Un point extrêmement important, sur lequel nous reviendrons, est la présence dans ces réflexions, comme priorité presque à égalité de la lutte contre la crise, de la lutte contre le saccage de l’environnement, dans le cadre de la lutte contre la crise climatique. C’est paradoxalement Brown qui en fait sa promotion (dans l'aspect lutte contre le réchauffement climatique), mais sans réaliser ou en dissimulant le rapport contradictoire entre les deux priorités. Au contraire, semble-t-il, Obama mettrait en évidence ce rapport contradictoire; il observerait que le libre-échange, en laissant les échanges se faire d’une manière massive et sans règlements, y compris éventuellement de protection contre ces échanges, participe fortement à la dégradation de l’environnement et aggrave le réchauffement climatique. Si l’on veut lutter contre cette dégradation, il faut nécessairement envisager des mesures contraignant et contrôlant sérieusement le libre-échange, éventuellement avec des mesures de protection contre lui.
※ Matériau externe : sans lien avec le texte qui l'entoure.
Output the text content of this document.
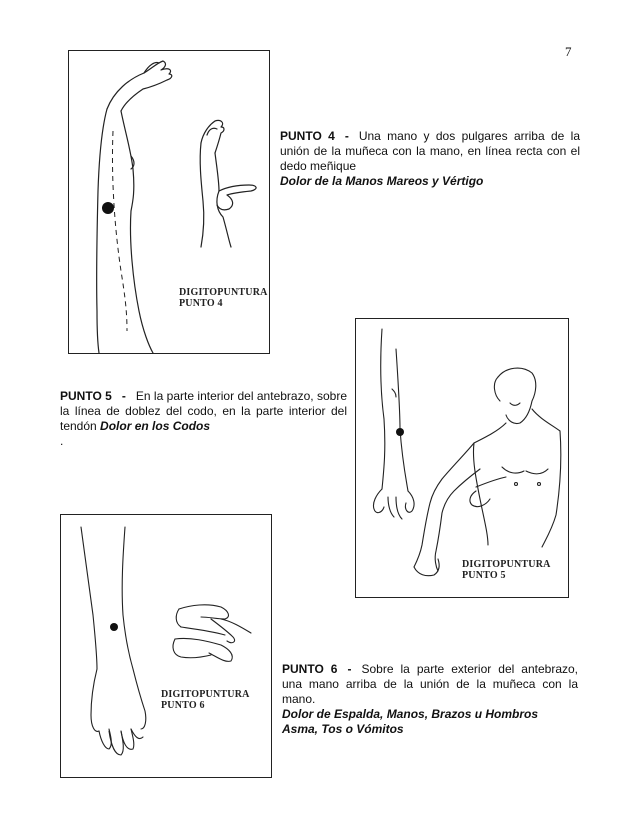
7
DIGITOPUNTURA
PUNTO 4
PUNTO 4 - Una mano y dos pulgares arriba de la unión de la muñeca con la mano, en línea recta con el dedo meñique
Dolor de la Manos Mareos y Vértigo
DIGITOPUNTURA
PUNTO 5
PUNTO 5 - En la parte interior del antebrazo, sobre la línea de doblez del codo, en la parte interior del tendón Dolor en los Codos
.
DIGITOPUNTURA
PUNTO 6
PUNTO 6 - Sobre la parte exterior del antebrazo, una mano arriba de la unión de la muñeca con la mano.
Dolor de Espalda, Manos, Brazos u Hombros
Asma, Tos o Vómitos
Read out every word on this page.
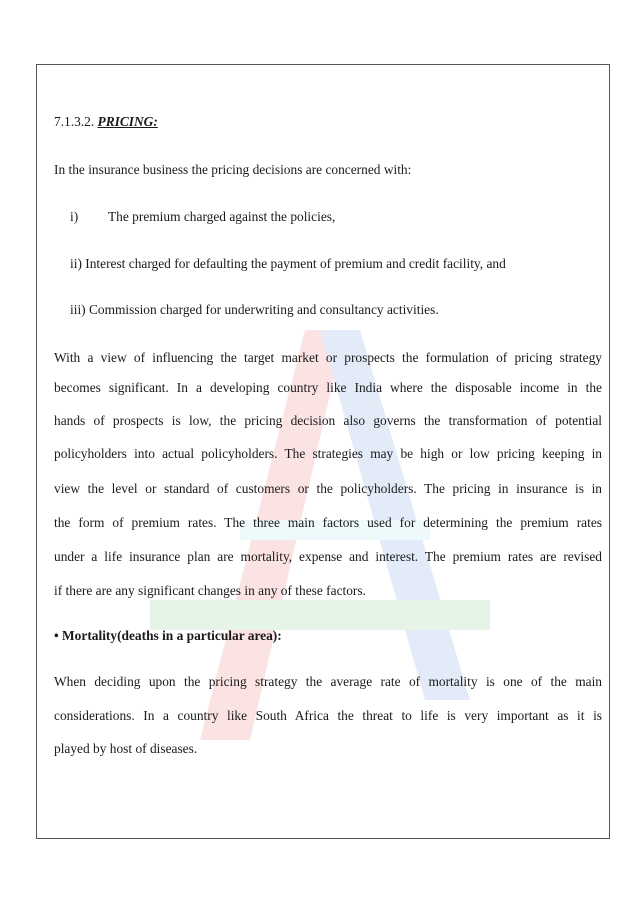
7.1.3.2. PRICING:
In the insurance business the pricing decisions are concerned with:
i) The premium charged against the policies,
ii) Interest charged for defaulting the payment of premium and credit facility, and
iii) Commission charged for underwriting and consultancy activities.
With a view of influencing the target market or prospects the formulation of pricing strategy
becomes significant. In a developing country like India where the disposable income in the
hands of prospects is low, the pricing decision also governs the transformation of potential
policyholders into actual policyholders. The strategies may be high or low pricing keeping in
view the level or standard of customers or the policyholders. The pricing in insurance is in
the form of premium rates. The three main factors used for determining the premium rates
under a life insurance plan are mortality, expense and interest. The premium rates are revised
if there are any significant changes in any of these factors.
• Mortality(deaths in a particular area):
When deciding upon the pricing strategy the average rate of mortality is one of the main
considerations. In a country like South Africa the threat to life is very important as it is
played by host of diseases.
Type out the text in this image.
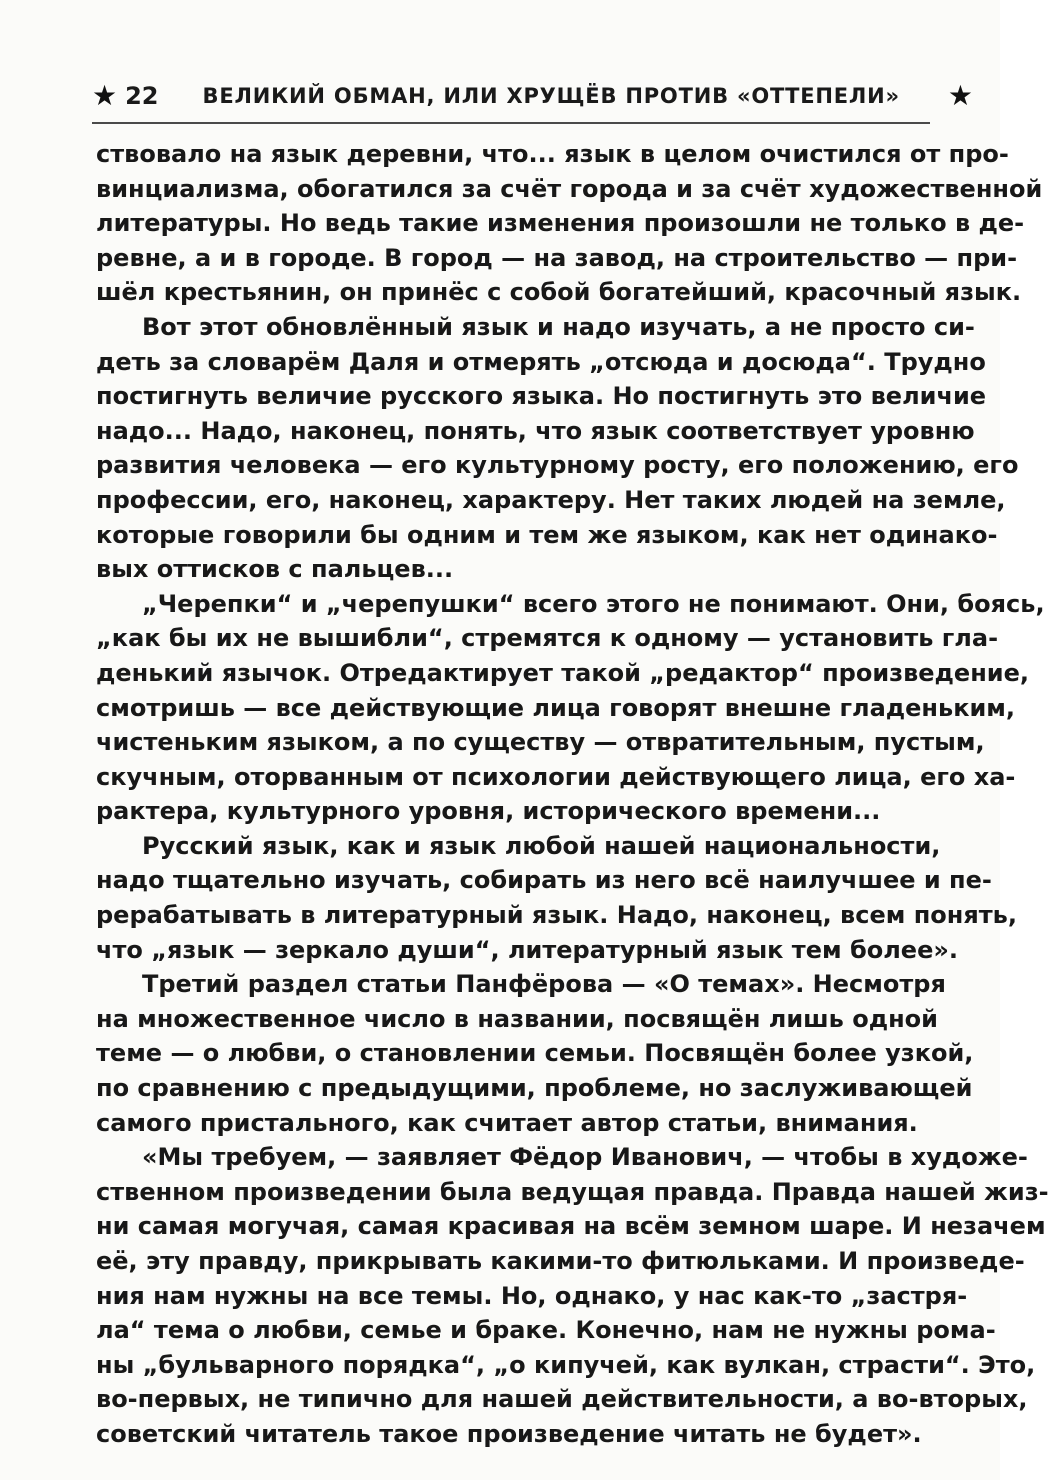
★ 22 ВЕЛИКИЙ ОБМАН, ИЛИ ХРУЩЁВ ПРОТИВ «ОТТЕПЕЛИ» ★
ствовало на язык деревни, что... язык в целом очистился от про-
винциализма, обогатился за счёт города и за счёт художественной
литературы. Но ведь такие изменения произошли не только в де-
ревне, а и в городе. В город — на завод, на строительство — при-
шёл крестьянин, он принёс с собой богатейший, красочный язык.
Вот этот обновлённый язык и надо изучать, а не просто си-
деть за словарём Даля и отмерять „отсюда и досюда“. Трудно
постигнуть величие русского языка. Но постигнуть это величие
надо... Надо, наконец, понять, что язык соответствует уровню
развития человека — его культурному росту, его положению, его
профессии, его, наконец, характеру. Нет таких людей на земле,
которые говорили бы одним и тем же языком, как нет одинако-
вых оттисков с пальцев...
„Черепки“ и „черепушки“ всего этого не понимают. Они, боясь,
„как бы их не вышибли“, стремятся к одному — установить гла-
денький язычок. Отредактирует такой „редактор“ произведение,
смотришь — все действующие лица говорят внешне гладеньким,
чистеньким языком, а по существу — отвратительным, пустым,
скучным, оторванным от психологии действующего лица, его ха-
рактера, культурного уровня, исторического времени...
Русский язык, как и язык любой нашей национальности,
надо тщательно изучать, собирать из него всё наилучшее и пе-
рерабатывать в литературный язык. Надо, наконец, всем понять,
что „язык — зеркало души“, литературный язык тем более».
Третий раздел статьи Панфёрова — «О темах». Несмотря
на множественное число в названии, посвящён лишь одной
теме — о любви, о становлении семьи. Посвящён более узкой,
по сравнению с предыдущими, проблеме, но заслуживающей
самого пристального, как считает автор статьи, внимания.
«Мы требуем, — заявляет Фёдор Иванович, — чтобы в художе-
ственном произведении была ведущая правда. Правда нашей жиз-
ни самая могучая, самая красивая на всём земном шаре. И незачем
её, эту правду, прикрывать какими-то фитюльками. И произведе-
ния нам нужны на все темы. Но, однако, у нас как-то „застря-
ла“ тема о любви, семье и браке. Конечно, нам не нужны рома-
ны „бульварного порядка“, „о кипучей, как вулкан, страсти“. Это,
во-первых, не типично для нашей действительности, а во-вторых,
советский читатель такое произведение читать не будет».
Aujourd’hui, Brown fait un discours devant le Congrès où il mettra en garde contre le protectionnisme. D’une certaine façon, cela permet à Obama de s’éviter un tel discours, qui répond aux impératifs de la diabolisation du conformisme international, pour se ménager plus de souplesse vis-à-vis de la question du protectionnisme, – qu’on peut étiqueter, pour ne pas choquer l’intolérance de notre époque postmoderne, “protection” ou “fair-trade” (terme favori de nombre de démocrates).